Sulcis Fault Laboratory (SFL) is designed to study gas migration processes in faults and to test a wide range of monitoring technologies.
SFL is not focused on storage but will help storage sites on managing leakage risks for protection of the environment and groundwater.The SFL project will contribute to addressing concerns regarding the potential of CO2 leakage by studying the impact on the local environment and groundwater.
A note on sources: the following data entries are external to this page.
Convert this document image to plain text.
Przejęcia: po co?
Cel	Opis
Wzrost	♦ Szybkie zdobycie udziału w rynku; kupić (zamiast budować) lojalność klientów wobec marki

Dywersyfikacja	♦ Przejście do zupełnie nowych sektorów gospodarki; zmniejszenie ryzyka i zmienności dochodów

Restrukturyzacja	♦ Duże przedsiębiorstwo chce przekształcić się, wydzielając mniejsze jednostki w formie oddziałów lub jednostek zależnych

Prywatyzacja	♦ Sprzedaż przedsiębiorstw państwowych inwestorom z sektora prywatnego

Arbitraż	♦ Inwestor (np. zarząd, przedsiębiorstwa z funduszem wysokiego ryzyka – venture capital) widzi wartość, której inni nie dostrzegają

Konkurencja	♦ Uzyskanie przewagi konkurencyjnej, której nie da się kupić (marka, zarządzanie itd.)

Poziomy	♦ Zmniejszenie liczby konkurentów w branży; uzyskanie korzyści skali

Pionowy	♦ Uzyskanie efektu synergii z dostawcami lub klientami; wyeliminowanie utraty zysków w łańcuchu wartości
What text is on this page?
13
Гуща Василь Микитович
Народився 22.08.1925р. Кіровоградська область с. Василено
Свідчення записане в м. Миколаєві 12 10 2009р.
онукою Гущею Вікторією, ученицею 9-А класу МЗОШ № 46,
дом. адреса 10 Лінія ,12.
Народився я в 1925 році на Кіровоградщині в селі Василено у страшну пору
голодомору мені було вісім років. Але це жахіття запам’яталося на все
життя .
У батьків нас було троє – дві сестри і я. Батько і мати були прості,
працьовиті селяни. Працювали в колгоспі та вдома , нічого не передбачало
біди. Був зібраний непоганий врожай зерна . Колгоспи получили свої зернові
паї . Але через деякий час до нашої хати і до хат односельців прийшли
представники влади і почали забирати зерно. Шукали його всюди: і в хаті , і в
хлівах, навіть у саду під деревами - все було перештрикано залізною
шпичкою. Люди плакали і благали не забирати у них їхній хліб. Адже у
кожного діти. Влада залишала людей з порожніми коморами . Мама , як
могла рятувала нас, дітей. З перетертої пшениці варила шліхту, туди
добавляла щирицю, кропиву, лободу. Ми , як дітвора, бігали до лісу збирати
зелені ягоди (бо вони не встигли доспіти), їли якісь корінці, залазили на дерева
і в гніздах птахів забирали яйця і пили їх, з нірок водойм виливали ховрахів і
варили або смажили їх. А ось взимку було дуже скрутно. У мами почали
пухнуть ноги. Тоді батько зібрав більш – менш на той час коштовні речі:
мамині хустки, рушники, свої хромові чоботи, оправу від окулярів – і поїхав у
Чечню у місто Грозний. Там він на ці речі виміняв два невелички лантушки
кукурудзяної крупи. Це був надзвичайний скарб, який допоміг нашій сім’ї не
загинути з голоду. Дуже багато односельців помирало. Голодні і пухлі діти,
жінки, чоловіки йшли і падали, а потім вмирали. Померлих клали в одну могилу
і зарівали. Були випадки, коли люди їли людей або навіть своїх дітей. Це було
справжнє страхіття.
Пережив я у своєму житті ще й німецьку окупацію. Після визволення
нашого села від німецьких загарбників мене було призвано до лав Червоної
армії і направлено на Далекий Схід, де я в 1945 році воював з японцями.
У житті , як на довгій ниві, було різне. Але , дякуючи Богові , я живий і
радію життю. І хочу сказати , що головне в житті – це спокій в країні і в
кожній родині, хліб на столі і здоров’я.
The experiment carried out will test the sensitivity and effectiveness of tools designed to monitor potential leakage, and let better understand the potential changes of groundwater quality if CO2 enters into aquifer.
The project will determine protocols and provide tools to reduce risks to better choose the location of storage sites, develop drilling or injection strategies, and plan monitoring programmes.
SFL will test monitoring tools under real life conditions increasing their TRLs.
The project includes:
- One inclined injection borehole that intersects the fault;
- One vertical observation well drilled on the other side of the fault to a depth of 200-250m, equipped with geophysical tools; several groundwater monitoring wells and a CO2 injection and control system.
A small amount of CO2 will be injected at hundreds (250) of metres depth, near a fault and hopefully migrate toward the surface, reproducing a CO2 leaking. This leaking will be monitored with different tools: geophysical, like seismic and down-hole, to image the CO2 migration pathway, and the injection parameters and rock and fault characteristics will be used to conduct computer models that will help understand the controlling mechanisms of flow. Also, the mechanical strength of faults will also be studied, as injecting dense CO2 under pressure could potentially induce strain that can be measured. The site characterization and monitoring data collected during the project will be modelled and the history matched to reconstruct the geometry of the fault and map potential stress and pressure changes during injection to make sure that safety thresholds are not exceeded. Data from this site will also be used to implement some modelling techniques and make them more efficient.